Heute weitgehend unbekannte Firmen, wie Ariel, Rudge, Calthorpe oder Indian, und Typenbezeichnungen, die es längst nicht mehr gibt und über die nur noch Spezialisten Bescheid wissen. Ersatzteile gebe es dafür natürlich längst nicht mehr, erzählten die stolzen Besitzer. Alles, was ersetzt werden muss, das muss mit der Hand gefertigt werden. Hier stimmt der alte Motorradspruch: eine Stunde fahren – einen Tag schrauben – vollkommen.
Elf dieser alten Schmuckstücke kamen nach Aschau, um an der Kampenwandhistoric 2022 teilzunehmen. Als Schirmherr hatte Bayerns Innenminister Joachim Herrmann dem Rennen einen guten Verlauf gewünscht: Bei einer Durchschnittsgeschwindigkeit von 50 Stundenkilometern brauche er sich wohl keine Sorgen zu machen.
Streckensprecher Karl Meier stellte die betagten Motorräder dem Publikum vor, aber da die meisten Besucher eh vom Fach waren und sich mit Motorrädern, Benzin und Motoröl bestens auskannten, wussten die meisten auch schon nach der Namensnennung Bescheid.
Wo sonst rund um die Aschauer Festhalle beschauliche Ruhe und vollkommene Stille herrschen, war es an diesem Wochenende ganz anders: heulende Motoren von Solomaschinen und Gespannen verrieten den Schauplatz von Weitem, Auspuffgeruch, Benzinschwaden und Öldunst waberten durch die Luft. Die sechste internationale Kampenwandhistoric – ein Motorrad Classic Grand Prix – zog Zuschauer aus der ganzen Region nach der Corona-Pause wieder ins Festhallengelände. Leider spielte das Wetter am Samstag nicht ganz so mit. Und so fanden nur die ganz Harten den Weg ins Priental. Hautnah standen sie an der Strecke und sahen die Motorräder vorbeifahren, die alten betagten mit nur wenigen Pferdestärken etwas langsamer, die neuen dagegen pfeilschnell. Streckensprecher Karl Meier wusste zu jeder Maschine etwas zu sagen. Auf Geschwindigkeit kam es bei diesem Rennen gar nicht an, die uralten Maschinen aus den Kindertagen des Motorsports hätten mit ihren paar PS sonst keinerlei Chancen gegen die hoch getunten Geschosse der Neuzeit gehabt.

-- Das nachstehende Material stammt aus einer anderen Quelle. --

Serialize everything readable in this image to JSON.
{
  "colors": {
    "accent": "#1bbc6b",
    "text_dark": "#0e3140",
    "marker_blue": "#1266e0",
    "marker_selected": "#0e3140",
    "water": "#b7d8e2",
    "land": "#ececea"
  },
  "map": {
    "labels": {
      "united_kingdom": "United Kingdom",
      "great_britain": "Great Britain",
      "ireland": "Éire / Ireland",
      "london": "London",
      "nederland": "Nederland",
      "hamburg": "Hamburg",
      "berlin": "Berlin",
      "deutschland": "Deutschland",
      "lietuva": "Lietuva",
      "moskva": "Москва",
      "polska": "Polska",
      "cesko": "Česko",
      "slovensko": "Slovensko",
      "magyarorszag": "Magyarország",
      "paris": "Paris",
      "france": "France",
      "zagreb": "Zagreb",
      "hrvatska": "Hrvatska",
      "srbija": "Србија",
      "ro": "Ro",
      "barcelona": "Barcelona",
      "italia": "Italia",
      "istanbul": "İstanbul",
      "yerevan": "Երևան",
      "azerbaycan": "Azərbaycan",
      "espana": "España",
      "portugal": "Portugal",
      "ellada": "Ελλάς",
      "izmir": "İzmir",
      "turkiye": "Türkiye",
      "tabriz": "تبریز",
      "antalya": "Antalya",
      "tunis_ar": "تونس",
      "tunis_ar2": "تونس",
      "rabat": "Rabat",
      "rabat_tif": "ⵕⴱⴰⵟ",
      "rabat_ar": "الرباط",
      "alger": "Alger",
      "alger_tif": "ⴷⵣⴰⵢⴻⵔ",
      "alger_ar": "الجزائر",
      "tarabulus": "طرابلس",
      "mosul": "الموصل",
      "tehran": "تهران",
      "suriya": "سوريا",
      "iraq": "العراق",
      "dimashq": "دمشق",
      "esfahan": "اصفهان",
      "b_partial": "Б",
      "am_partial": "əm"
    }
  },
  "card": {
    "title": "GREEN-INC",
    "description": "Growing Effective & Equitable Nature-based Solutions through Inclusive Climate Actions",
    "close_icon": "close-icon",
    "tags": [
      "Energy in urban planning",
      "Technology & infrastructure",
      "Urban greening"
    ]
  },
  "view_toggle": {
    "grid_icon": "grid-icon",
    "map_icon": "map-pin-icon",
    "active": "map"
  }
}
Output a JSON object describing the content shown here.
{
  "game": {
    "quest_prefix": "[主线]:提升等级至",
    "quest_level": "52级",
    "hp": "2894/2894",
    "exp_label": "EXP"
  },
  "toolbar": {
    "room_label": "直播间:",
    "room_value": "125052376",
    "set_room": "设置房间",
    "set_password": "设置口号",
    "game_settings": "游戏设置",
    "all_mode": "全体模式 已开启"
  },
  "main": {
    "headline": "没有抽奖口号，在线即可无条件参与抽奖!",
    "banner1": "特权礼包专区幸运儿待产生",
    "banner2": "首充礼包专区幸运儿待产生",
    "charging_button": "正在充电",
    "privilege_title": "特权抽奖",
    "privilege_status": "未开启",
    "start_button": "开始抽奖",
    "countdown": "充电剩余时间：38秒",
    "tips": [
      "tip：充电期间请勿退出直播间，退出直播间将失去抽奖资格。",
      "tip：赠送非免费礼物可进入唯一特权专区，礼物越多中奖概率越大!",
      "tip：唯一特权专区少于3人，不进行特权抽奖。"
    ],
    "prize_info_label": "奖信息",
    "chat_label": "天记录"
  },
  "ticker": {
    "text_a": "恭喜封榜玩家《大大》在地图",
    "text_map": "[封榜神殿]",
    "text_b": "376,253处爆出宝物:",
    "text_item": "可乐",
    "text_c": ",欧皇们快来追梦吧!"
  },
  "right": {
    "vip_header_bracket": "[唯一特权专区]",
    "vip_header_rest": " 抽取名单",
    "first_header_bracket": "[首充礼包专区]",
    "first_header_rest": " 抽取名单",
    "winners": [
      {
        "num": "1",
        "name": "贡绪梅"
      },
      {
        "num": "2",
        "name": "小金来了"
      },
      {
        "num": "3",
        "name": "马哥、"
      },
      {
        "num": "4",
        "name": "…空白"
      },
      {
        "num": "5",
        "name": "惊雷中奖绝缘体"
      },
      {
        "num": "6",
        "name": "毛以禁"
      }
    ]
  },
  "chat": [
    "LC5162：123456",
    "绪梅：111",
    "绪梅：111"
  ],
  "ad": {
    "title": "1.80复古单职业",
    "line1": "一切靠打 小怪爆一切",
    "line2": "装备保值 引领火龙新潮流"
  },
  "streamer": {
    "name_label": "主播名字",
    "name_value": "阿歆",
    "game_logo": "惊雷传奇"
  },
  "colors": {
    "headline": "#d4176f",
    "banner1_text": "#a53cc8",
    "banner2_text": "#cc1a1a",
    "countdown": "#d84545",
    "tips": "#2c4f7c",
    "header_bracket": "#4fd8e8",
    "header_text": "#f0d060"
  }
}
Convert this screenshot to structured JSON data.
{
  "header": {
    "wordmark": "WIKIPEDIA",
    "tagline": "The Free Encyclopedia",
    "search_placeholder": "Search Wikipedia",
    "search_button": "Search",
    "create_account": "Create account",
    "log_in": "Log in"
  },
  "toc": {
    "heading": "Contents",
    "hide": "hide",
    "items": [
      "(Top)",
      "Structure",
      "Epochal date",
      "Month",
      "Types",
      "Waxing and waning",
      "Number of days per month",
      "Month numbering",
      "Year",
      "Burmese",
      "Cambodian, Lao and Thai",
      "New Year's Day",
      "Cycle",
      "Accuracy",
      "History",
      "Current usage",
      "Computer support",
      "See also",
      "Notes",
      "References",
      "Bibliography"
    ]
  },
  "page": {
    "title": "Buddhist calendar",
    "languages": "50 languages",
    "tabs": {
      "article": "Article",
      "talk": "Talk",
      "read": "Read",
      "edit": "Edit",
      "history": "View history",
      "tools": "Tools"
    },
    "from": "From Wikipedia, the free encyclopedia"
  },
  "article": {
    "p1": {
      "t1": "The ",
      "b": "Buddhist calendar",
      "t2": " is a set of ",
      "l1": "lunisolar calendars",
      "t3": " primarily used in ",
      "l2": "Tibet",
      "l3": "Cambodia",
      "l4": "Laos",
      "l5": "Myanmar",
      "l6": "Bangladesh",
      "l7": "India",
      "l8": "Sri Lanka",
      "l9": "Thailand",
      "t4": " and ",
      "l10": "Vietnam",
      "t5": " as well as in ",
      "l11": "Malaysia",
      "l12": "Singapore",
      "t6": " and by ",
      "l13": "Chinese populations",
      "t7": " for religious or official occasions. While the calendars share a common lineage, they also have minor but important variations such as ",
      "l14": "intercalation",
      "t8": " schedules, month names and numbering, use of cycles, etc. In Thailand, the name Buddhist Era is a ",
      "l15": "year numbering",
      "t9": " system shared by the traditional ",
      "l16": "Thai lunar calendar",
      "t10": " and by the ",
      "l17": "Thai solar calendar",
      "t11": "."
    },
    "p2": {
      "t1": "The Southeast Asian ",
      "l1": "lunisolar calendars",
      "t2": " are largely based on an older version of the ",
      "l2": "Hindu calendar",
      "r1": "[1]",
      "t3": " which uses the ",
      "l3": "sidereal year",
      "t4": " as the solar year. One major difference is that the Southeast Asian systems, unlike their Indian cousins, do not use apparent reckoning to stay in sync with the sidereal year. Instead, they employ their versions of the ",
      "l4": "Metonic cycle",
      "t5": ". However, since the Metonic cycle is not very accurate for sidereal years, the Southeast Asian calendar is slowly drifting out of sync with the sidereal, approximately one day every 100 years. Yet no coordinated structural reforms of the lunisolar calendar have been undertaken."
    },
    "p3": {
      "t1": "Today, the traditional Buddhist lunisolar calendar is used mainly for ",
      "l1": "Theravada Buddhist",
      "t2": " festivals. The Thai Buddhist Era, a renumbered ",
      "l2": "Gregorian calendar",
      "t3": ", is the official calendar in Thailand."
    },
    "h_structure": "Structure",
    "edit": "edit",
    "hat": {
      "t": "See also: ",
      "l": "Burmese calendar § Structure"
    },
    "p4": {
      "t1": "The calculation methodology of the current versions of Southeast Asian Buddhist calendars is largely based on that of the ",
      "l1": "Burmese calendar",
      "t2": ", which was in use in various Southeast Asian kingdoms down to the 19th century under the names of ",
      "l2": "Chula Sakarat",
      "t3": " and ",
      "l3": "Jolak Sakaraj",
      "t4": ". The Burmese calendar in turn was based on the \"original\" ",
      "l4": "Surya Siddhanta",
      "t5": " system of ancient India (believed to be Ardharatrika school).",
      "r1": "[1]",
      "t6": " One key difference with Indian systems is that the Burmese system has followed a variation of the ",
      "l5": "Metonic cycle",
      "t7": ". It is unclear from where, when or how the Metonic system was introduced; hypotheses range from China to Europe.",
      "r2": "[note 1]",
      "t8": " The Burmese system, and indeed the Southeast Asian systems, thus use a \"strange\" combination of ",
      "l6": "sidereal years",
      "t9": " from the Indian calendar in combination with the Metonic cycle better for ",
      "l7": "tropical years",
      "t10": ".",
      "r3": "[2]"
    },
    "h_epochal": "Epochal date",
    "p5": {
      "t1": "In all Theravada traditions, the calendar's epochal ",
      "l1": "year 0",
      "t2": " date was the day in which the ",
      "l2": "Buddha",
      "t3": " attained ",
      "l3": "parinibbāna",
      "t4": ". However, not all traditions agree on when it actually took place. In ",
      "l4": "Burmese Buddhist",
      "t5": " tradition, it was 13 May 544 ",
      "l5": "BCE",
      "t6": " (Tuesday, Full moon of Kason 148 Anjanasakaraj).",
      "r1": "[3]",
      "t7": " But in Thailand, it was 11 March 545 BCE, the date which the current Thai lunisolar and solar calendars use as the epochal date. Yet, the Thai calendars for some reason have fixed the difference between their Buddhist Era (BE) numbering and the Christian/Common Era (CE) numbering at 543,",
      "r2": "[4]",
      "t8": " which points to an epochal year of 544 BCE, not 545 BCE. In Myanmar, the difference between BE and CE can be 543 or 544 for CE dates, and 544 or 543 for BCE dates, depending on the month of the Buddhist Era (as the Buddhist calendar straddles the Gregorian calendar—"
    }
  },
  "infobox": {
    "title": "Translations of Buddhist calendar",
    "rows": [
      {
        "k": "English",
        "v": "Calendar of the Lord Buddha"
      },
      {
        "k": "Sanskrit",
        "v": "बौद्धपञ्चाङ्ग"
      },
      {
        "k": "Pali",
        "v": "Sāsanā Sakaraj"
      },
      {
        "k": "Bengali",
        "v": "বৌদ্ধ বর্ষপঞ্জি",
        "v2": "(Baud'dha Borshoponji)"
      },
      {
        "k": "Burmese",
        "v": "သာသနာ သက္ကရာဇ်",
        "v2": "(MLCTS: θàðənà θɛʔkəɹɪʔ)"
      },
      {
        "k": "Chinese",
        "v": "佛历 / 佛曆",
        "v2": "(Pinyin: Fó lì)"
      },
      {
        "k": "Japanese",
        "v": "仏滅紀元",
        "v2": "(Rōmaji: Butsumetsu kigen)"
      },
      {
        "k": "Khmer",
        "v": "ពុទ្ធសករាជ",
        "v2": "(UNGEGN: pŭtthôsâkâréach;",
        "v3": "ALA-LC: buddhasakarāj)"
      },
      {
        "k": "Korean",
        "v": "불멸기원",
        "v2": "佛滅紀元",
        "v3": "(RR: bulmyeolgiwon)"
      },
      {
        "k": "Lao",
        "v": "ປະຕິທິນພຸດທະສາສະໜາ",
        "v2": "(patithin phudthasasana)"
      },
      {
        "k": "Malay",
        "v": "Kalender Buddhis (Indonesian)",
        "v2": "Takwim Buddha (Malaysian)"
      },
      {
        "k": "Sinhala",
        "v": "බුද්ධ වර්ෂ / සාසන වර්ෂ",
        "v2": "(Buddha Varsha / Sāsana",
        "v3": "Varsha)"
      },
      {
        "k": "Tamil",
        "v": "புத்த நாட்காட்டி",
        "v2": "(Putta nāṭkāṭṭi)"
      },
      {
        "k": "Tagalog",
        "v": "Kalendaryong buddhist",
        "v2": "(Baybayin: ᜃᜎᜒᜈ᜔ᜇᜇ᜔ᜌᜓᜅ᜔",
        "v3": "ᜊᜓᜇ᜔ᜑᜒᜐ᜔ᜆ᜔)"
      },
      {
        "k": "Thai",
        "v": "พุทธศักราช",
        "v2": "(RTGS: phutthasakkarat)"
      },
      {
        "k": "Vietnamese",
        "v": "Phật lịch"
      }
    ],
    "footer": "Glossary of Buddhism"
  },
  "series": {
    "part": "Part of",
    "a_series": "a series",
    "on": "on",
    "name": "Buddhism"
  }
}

Organisator Manfred Stein hatte die sechste Kampenwandhistoric auf einem 750 Meter langen Rundkurs unterhalb von Schloss Hohenaschau in 14 Klassen unterteilt und als Gleichmäßigkeitslauf ausgeschrieben.
Gleichmäßigkeitsläufe sind nicht auf Tempo ausgelegt und schonen das historische Fahrzeugmaterial. Bei Rundkursen wird vom Fahrtleiter die Runde festgelegt, deren Zeit als Maß genommen wird. Alle darauf folgenden Runden müssen in möglichst gleicher Zeit absolviert werden, die jeweiligen Abweichungen werden in Strafpunkten zusammengezählt. Bei diesen Fahrten ist also der Teilnehmer mit der niedrigsten Punktzahl der Sieger.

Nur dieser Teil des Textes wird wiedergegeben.